Description

The Princeton Scientific Instruments Condom Testing Machine has advanced the state of the art in condom defect detection. The optical technology used in this machine offers significant advantages in information gathering capability over the presently used electrical techniques. The Condom Testing Machine, built on a rugged, factory-ready mechanical platform, offers ease of mounting, high test capacity and automatic rollup and dismounting of condoms which are sorted into accepted and rejected bins.

Condoms are mounted on transparent mandrels and moved to two optical test positions. At the first position, visible light illuminates a narrow line parallel to the axis of the condom. A detector system mounted outside the mandrel scans the illuminated line as the mandrel is rotated. In this way, the entire side wall of the condom is inspected, with high spatial resolution. The light intensities are digitized in the camera. They are processed first in the test station's electronics, and later in the associated control computer. Measurements at this station serve two purposes - to determine if a condom has been mounted on the mandrel, and if it has no gross defect, such as a large rip or tear. Undesirable material variations or embedded particles are also detected and quantitatively described.

At the second test position shown in Figure 1 below, ultraviolet light is used to illuminate a narrow line along the condom as it rotates. At the optical wavelength chosen, latex and other condom materials transmit very little of the incident light. A pinhole defect appears as a bright point of light moving against a dark background. Extremely small pinholes are easily detected.

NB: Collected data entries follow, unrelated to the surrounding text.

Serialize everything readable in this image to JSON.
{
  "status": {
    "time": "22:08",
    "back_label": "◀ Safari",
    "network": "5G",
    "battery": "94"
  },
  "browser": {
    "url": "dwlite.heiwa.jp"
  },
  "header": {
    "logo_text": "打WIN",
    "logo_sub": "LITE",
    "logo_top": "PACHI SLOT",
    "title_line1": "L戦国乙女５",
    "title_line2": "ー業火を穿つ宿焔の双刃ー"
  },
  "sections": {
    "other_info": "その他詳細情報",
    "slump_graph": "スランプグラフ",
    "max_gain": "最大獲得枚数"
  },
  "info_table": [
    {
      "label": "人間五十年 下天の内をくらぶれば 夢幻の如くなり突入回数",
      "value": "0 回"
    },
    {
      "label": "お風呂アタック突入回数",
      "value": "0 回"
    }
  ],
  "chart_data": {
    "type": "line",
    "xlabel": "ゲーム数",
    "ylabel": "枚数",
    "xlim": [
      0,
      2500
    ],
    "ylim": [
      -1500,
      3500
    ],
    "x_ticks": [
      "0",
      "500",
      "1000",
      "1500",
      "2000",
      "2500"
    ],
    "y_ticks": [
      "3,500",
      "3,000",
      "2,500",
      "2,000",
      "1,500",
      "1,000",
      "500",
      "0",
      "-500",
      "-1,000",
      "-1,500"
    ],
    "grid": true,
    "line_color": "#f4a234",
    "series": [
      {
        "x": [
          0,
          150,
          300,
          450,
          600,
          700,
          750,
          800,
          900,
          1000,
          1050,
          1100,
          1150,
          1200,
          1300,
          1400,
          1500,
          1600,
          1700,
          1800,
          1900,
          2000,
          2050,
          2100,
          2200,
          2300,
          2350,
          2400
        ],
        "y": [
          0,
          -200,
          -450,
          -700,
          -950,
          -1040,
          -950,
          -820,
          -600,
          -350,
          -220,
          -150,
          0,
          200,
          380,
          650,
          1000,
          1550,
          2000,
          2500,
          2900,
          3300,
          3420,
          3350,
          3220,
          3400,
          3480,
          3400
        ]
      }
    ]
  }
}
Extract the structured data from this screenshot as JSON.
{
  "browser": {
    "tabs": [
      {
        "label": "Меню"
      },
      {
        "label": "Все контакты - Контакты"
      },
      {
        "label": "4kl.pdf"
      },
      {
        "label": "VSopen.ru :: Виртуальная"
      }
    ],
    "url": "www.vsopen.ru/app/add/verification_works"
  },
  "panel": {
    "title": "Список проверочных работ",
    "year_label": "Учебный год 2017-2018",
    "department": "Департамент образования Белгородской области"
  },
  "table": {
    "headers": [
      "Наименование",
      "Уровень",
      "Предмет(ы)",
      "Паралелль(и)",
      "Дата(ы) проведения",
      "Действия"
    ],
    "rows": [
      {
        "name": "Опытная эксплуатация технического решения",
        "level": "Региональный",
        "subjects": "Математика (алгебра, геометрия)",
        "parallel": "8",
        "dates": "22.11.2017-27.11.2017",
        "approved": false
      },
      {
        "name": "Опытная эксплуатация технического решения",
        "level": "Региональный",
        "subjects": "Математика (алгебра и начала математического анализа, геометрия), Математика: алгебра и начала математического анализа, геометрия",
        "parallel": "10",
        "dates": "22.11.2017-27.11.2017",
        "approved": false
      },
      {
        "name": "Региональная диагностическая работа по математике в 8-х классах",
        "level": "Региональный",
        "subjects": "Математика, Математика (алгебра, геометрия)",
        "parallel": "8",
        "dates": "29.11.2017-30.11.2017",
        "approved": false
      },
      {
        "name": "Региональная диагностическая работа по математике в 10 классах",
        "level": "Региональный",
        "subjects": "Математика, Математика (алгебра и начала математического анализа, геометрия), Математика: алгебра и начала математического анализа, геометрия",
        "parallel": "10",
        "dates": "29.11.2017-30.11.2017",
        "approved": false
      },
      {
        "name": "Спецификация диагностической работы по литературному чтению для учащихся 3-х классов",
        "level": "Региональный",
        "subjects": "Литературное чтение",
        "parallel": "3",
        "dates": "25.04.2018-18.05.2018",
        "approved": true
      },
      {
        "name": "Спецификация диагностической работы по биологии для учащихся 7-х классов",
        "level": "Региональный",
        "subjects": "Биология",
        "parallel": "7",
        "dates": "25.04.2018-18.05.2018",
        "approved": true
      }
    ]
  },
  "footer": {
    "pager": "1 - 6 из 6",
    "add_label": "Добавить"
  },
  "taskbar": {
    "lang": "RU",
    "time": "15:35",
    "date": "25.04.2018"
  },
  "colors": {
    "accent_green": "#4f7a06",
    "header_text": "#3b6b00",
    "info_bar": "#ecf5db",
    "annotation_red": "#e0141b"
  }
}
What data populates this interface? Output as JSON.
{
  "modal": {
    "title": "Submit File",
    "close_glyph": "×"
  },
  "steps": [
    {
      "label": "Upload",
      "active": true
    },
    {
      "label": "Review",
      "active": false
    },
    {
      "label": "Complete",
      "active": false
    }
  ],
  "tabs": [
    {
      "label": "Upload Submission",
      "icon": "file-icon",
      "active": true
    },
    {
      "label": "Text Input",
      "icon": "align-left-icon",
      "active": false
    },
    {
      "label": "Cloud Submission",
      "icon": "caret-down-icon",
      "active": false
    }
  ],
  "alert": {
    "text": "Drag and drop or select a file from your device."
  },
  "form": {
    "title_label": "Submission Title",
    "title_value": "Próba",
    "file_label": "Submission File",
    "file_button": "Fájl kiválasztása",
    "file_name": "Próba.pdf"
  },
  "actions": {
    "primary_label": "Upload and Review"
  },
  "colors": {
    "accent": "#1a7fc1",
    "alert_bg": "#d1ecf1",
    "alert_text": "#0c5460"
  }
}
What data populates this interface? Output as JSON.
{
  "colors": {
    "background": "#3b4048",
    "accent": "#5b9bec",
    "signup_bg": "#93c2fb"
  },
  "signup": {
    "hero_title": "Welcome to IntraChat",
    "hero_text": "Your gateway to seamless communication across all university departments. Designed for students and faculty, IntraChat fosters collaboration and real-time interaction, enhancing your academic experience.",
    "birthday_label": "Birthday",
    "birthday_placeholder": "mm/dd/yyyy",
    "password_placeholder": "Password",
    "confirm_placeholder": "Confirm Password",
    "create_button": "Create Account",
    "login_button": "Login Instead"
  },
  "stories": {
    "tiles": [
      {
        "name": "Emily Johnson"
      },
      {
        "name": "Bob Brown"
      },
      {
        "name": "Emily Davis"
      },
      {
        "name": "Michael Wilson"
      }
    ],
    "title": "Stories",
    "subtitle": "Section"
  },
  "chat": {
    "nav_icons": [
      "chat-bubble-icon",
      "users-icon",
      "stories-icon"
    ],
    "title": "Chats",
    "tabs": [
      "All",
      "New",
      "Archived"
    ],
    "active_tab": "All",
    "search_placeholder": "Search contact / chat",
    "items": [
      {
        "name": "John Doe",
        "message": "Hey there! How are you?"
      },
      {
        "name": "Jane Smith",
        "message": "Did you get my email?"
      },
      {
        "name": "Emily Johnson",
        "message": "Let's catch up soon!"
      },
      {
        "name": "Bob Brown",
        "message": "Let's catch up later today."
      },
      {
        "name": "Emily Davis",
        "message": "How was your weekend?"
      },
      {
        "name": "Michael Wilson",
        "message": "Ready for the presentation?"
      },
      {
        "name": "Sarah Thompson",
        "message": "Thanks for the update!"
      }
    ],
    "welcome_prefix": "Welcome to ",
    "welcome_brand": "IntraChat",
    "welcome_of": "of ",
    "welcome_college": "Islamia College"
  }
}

The computer may call for any given condom to be rejected on the basis of visible-light defects, pinholes, or thin spots. Since the pass/fail decision is made in the computer, rejection criteria may be changed easily and at will. After the pass/fail decision has been made, the condoms are rolled up and stripped at the appropriate machine location. Accepted condoms are placed in one bin, unacceptable condoms in another.

Figure 1: Pinhole Detector

With experienced operators, the machine can be operated at rates as high as 40 pieces per minute. Optical tests are convenient, dry and totally non-destructive. When a defect is found, its location on the condom can be precisely determined. As a result, this machine lends itself not only to production screening, but also to studies focusing on the nature and the causes of defects. This testing machine can support many functions in production and in research, including: production screening tests, factory quality assurance and process control, manufacturer or other defect analysis studies, and efficacy testing.